The study was a mixed methods design. Respondents were invited to describe how they would manage ASI using three vignettes depicting differing clinical presentations, and rate their awareness and utilisation of various management approaches. Respondents were asked to consider whether further research or education might be useful for improving management of ASI. Responses to open questions were analysed via content analysis; means and frequency analysis were used for closed questions.
Results: As data collection finished very recently, only preliminary analysis is presented. 149 people completed the survey; 136 met the eligibility criteria. Respondents had a range of experience; the majority (68%) reported that ASI made up a minority (< 10%) of their caseload.
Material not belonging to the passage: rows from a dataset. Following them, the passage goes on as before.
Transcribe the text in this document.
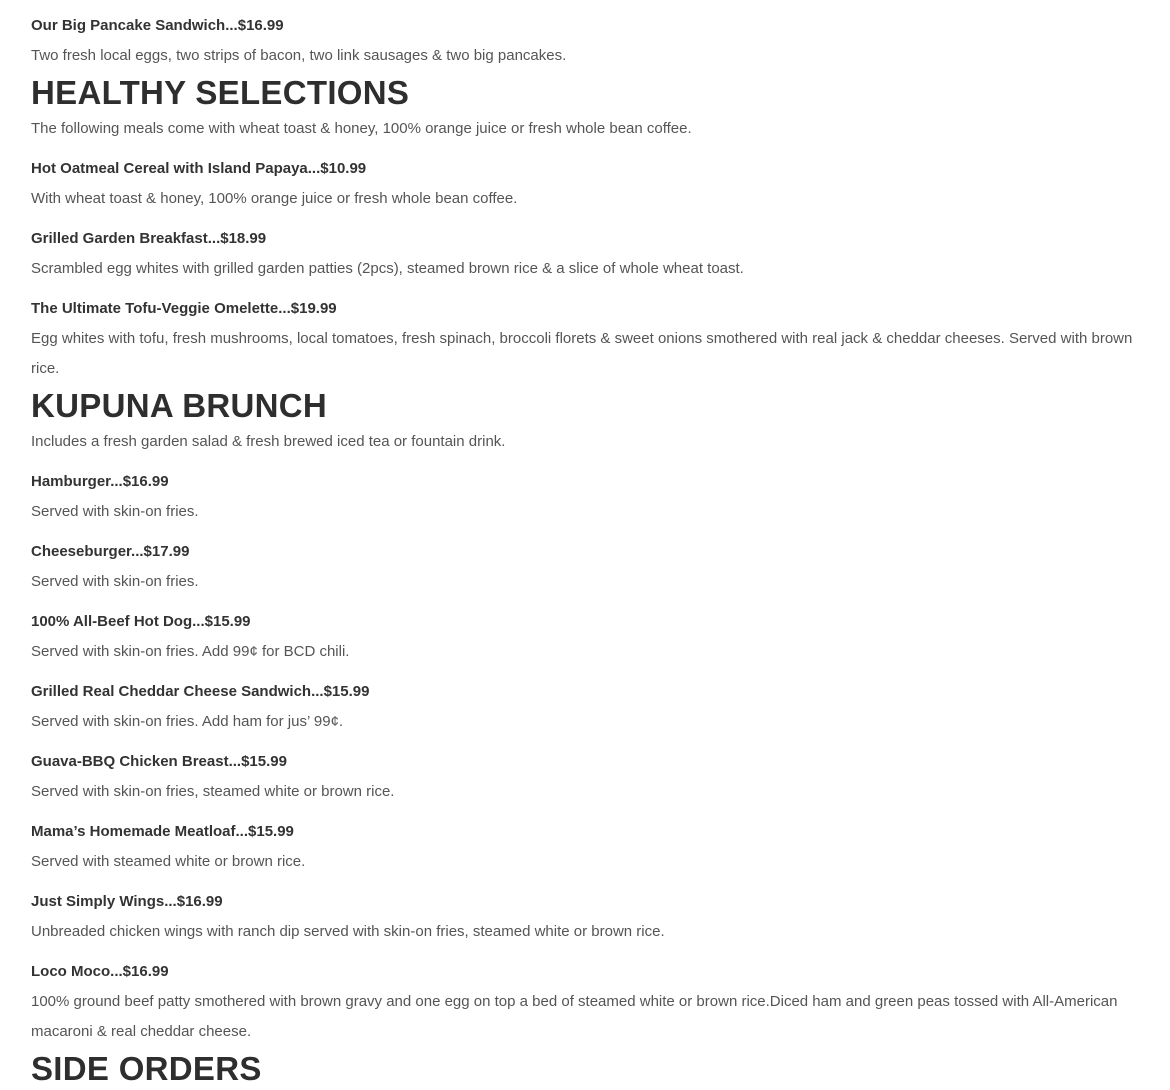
Our Big Pancake Sandwich...$16.99

Two fresh local eggs, two strips of bacon, two link sausages & two big pancakes.

HEALTHY SELECTIONS

The following meals come with wheat toast & honey, 100% orange juice or fresh whole bean coffee.

Hot Oatmeal Cereal with Island Papaya...$10.99

With wheat toast & honey, 100% orange juice or fresh whole bean coffee.

Grilled Garden Breakfast...$18.99

Scrambled egg whites with grilled garden patties (2pcs), steamed brown rice & a slice of whole wheat toast.

The Ultimate Tofu-Veggie Omelette...$19.99

Egg whites with tofu, fresh mushrooms, local tomatoes, fresh spinach, broccoli florets & sweet onions smothered with real jack & cheddar cheeses. Served with brown rice.

KUPUNA BRUNCH

Includes a fresh garden salad & fresh brewed iced tea or fountain drink.

Hamburger...$16.99

Served with skin-on fries.

Cheeseburger...$17.99

Served with skin-on fries.

100% All-Beef Hot Dog...$15.99

Served with skin-on fries. Add 99¢ for BCD chili.

Grilled Real Cheddar Cheese Sandwich...$15.99

Served with skin-on fries. Add ham for jus’ 99¢.

Guava-BBQ Chicken Breast...$15.99

Served with skin-on fries, steamed white or brown rice.

Mama’s Homemade Meatloaf...$15.99

Served with steamed white or brown rice.

Just Simply Wings...$16.99

Unbreaded chicken wings with ranch dip served with skin-on fries, steamed white or brown rice.

Loco Moco...$16.99

100% ground beef patty smothered with brown gravy and one egg on top a bed of steamed white or brown rice.Diced ham and green peas tossed with All-American macaroni & real cheddar cheese.

SIDE ORDERS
Approximately 50% of respondents used a classification system for the vignettes, with >90% using the Stanmore Classification. The majority of respondents (>80%) did not use a protocol to guide their management. The Derby Instability Rehabilitation Protocol was the most commonly used of protocols reported.
Only 23% (n=31/136) of physiotherapists reported feeling 'very confident' in managing ASI, the majority feeling 'somewhat confident' (70%, n=96/136), and 7% (n=9/136) feeling 'not confident'. Rotator cuff and scapular muscle strengthening were the most utilised management approaches; this was reflected in the vignettes. Patient education was commonly utilised in clinical practice; however this was not reflected in vignette answers, where more emphasis upon addressing biomedical needs was observed.
Conclusion(s): Findings indicate physiotherapists are aware of biopsychosocial approaches in managing ASI, utilising a wide range of treatment strategies. The majority reported not being very confident in managing this condition, however only small numbers use rehabilitation protocols to support their management. Some interventions selected lacked evidence to support their use in ASI and further research to establish their efficacy is required. National guidance outlining best practice would be valuable in supporting physiotherapists in managing these complex patients.
Further research is required to determine the efficacy of more novel approaches utilised in clinical practice of ASI.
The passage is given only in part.